La situation sécuritaire persistante dans l’Est de la République démocratique du Congo continue d’alimenter une crise humanitaire majeure. Selon le Bureau des Nations unies pour la coordination des affaires humanitaires (OCHA), environ 1,84 million de personnes déplacées internes ont été recensées dans la province du Nord-Kivu entre le 1er et le 31 décembre 2025.
Ces statistiques sont contenues dans un rapport publié le 12 janvier 2026 et consulté par la rédaction de La Prunelle RDC.
D’après OCHA, du début à la mi-décembre, des affrontements violents entre groupes armés ont été signalés dans plusieurs villages des groupements de Bukombo et Kihondo, dans le territoire de Masisi. Ces combats ont fait au moins sept morts, plusieurs blessés et causé d’importants dégâts matériels, notamment l’incendie de dizaines de maisons et le pillage du centre de santé de Ngohola. Ces violences ont entraîné le déplacement d’environ 8.000 personnes, aujourd’hui réfugiées à Kiwanja, où elles vivent dans des conditions de grande précarité.
Le rapport souligne également que dans les territoires de Masisi, Katoyi et Walikale, de nouveaux affrontements armés ont provoqué des déplacements massifs de populations, faisant des dizaines de milliers de déplacés supplémentaires.
Par ailleurs, OCHA alerte sur la persistance de multiples risques sécuritaires, notamment la criminalité urbaine, la présence de mines et d’engins explosifs, ainsi qu’une forte recrudescence des violences sexuelles. Cette situation est aggravée par une pénurie critique de kits de prise en charge pour les survivantes. L’insécurité et l’isolement continuent de restreindre l’accès humanitaire et sanitaire, exposant des centaines de milliers de personnes à une vulnérabilité accrue dans les territoires de Lubero, Beni, Goma et Nyiragongo, en dépit d’un calme relatif observé dans certaines zones.

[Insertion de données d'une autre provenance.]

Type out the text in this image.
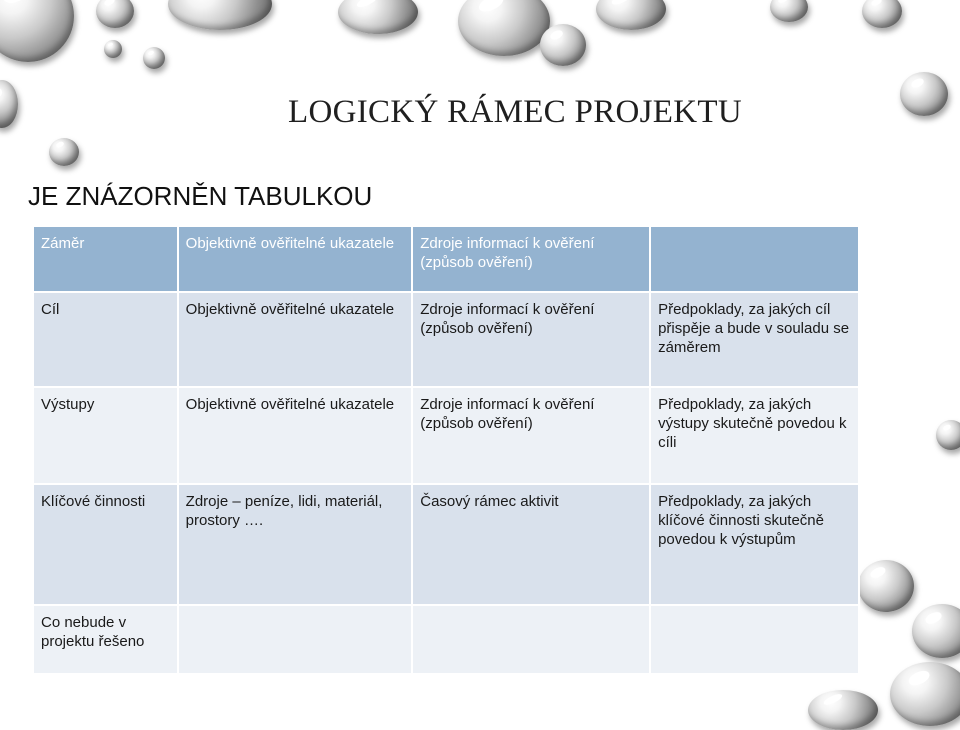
LOGICKÝ RÁMEC PROJEKTU
JE ZNÁZORNĚN TABULKOU
Záměr	Objektivně ověřitelné ukazatele	Zdroje informací k ověření (způsob ověření)	
Cíl	Objektivně ověřitelné ukazatele	Zdroje informací k ověření (způsob ověření)	Předpoklady, za jakých cíl přispěje a bude v souladu se záměrem
Výstupy	Objektivně ověřitelné ukazatele	Zdroje informací k ověření (způsob ověření)	Předpoklady, za jakých výstupy skutečně povedou k cíli
Klíčové činnosti	Zdroje – peníze, lidi, materiál, prostory ….	Časový rámec aktivit	Předpoklady, za jakých klíčové činnosti skutečně povedou k výstupům
Co nebude v projektu řešeno			
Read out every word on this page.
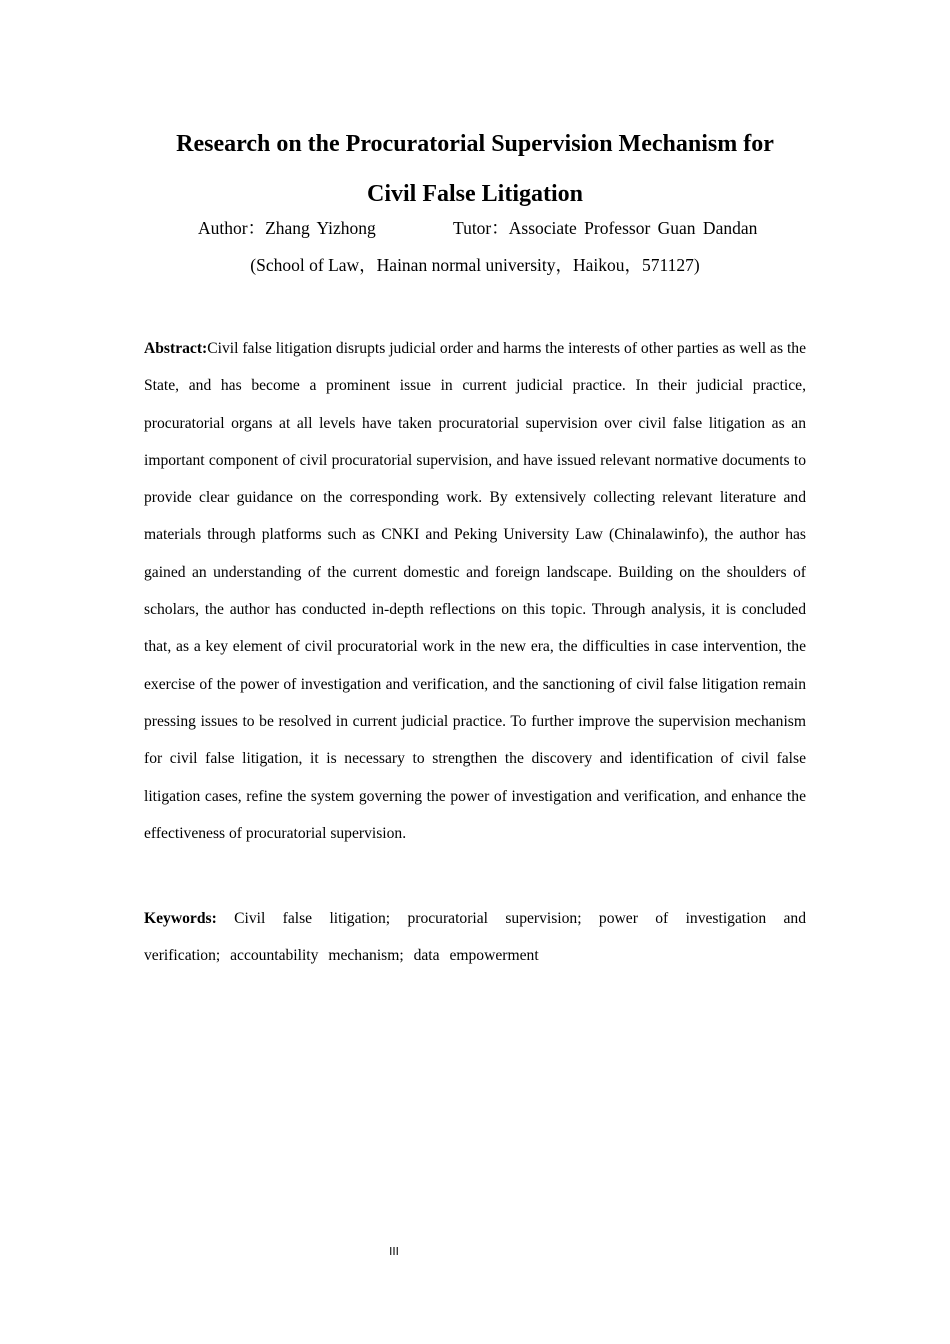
Research on the Procuratorial Supervision Mechanism for
Civil False Litigation
Author：Zhang Yizhong	Tutor：Associate Professor Guan Dandan
(School of Law，Hainan normal university，Haikou，571127)

Abstract:Civil false litigation disrupts judicial order and harms the interests of other parties as well as the State, and has become a prominent issue in current judicial practice. In their judicial practice, procuratorial organs at all levels have taken procuratorial supervision over civil false litigation as an important component of civil procuratorial supervision, and have issued relevant normative documents to provide clear guidance on the corresponding work. By extensively collecting relevant literature and materials through platforms such as CNKI and Peking University Law (Chinalawinfo), the author has gained an understanding of the current domestic and foreign landscape. Building on the shoulders of scholars, the author has conducted in-depth reflections on this topic. Through analysis, it is concluded that, as a key element of civil procuratorial work in the new era, the difficulties in case intervention, the exercise of the power of investigation and verification, and the sanctioning of civil false litigation remain pressing issues to be resolved in current judicial practice. To further improve the supervision mechanism for civil false litigation, it is necessary to strengthen the discovery and identification of civil false litigation cases, refine the system governing the power of investigation and verification, and enhance the effectiveness of procuratorial supervision.

Keywords: Civil false litigation; procuratorial supervision; power of investigation and verification; accountability mechanism; data empowerment

III
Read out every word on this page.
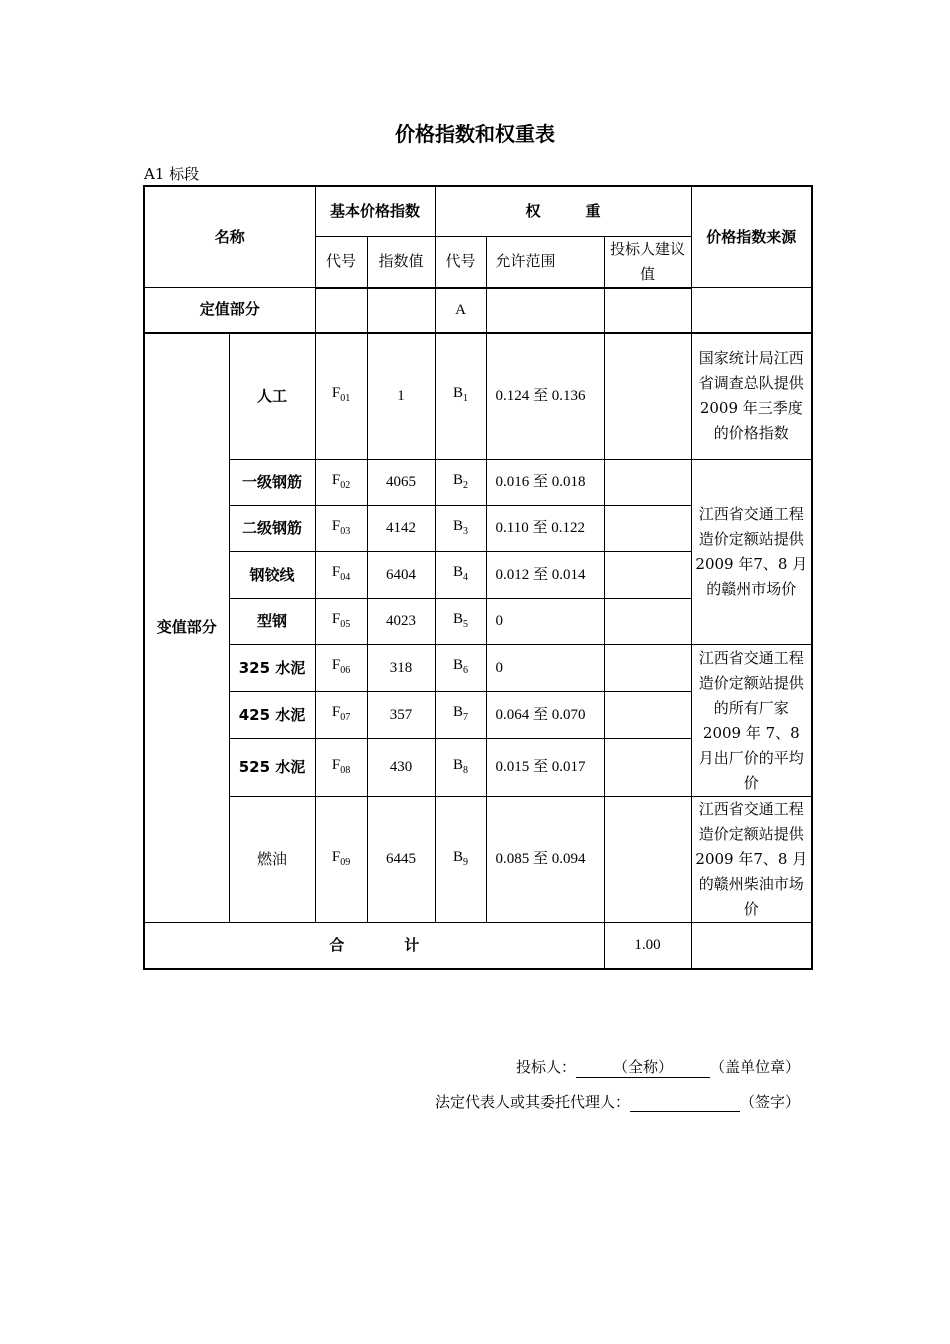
价格指数和权重表
A1 标段
名称		基本价格指数		权　　　重			价格指数来源
		代号	指数值	代号	允许范围	投标人建议值	
定值部分				A			
变值部分	人工	$F_{01}$	1	$B_1$	0.124 至 0.136		国家统计局江西省调查总队提供 2009 年三季度的价格指数
	一级钢筋	$F_{02}$	4065	$B_2$	0.016 至 0.018		江西省交通工程造价定额站提供 2009 年7、8 月的赣州市场价
	二级钢筋	$F_{03}$	4142	$B_3$	0.110 至 0.122		
	钢铰线	$F_{04}$	6404	$B_4$	0.012 至 0.014		
	型钢	$F_{05}$	4023	$B_5$	0		
	325 水泥	$F_{06}$	318	$B_6$	0		江西省交通工程造价定额站提供的所有厂家 2009 年 7、8 月出厂价的平均价
	425 水泥	$F_{07}$	357	$B_7$	0.064 至 0.070		
	525 水泥	$F_{08}$	430	$B_8$	0.015 至 0.017		
	燃油	$F_{09}$	6445	$B_9$	0.085 至 0.094		江西省交通工程造价定额站提供 2009 年7、8 月的赣州柴油市场价
合　　　　计						1.00	
投标人： （全称） （盖单位章）
法定代表人或其委托代理人：	（签字）
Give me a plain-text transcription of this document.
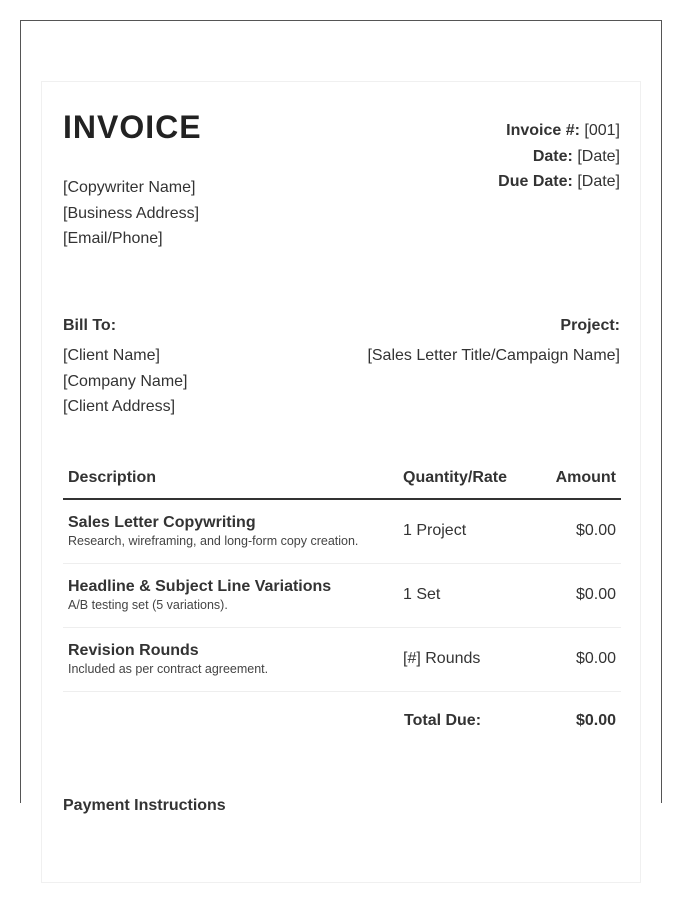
INVOICE
[Copywriter Name]
[Business Address]
[Email/Phone]
Invoice #: [001]
Date: [Date]
Due Date: [Date]
Bill To:
[Client Name]
[Company Name]
[Client Address]
Project:
[Sales Letter Title/Campaign Name]
Description	Quantity/Rate	Amount
Sales Letter Copywriting
Research, wireframing, and long-form copy creation.
1 Project	$0.00
Headline & Subject Line Variations
A/B testing set (5 variations).
1 Set	$0.00
Revision Rounds
Included as per contract agreement.
[#] Rounds	$0.00
Total Due:	$0.00
Payment Instructions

Le document indique en outre que, du 7 au 13 décembre 2025, une mission conjointe conduite par OCHA avec 34 organisations humanitaires a permis d’identifier au moins 280.000 personnes déplacées dans plusieurs zones de santé du Nord-Kivu. Ces déplacés vivent majoritairement au sein de familles d’accueil et présentent des besoins humanitaires multisectoriels urgents, notamment en nourriture, santé, eau, hygiène et protection.
Malgré la fermeture de son antenne de Rutshuru le 18 décembre 2025, OCHA précise poursuivre la coordination des interventions humanitaires dans cette zone à travers des mécanismes locaux, afin de maintenir une réponse adaptée aux besoins des populations affectées.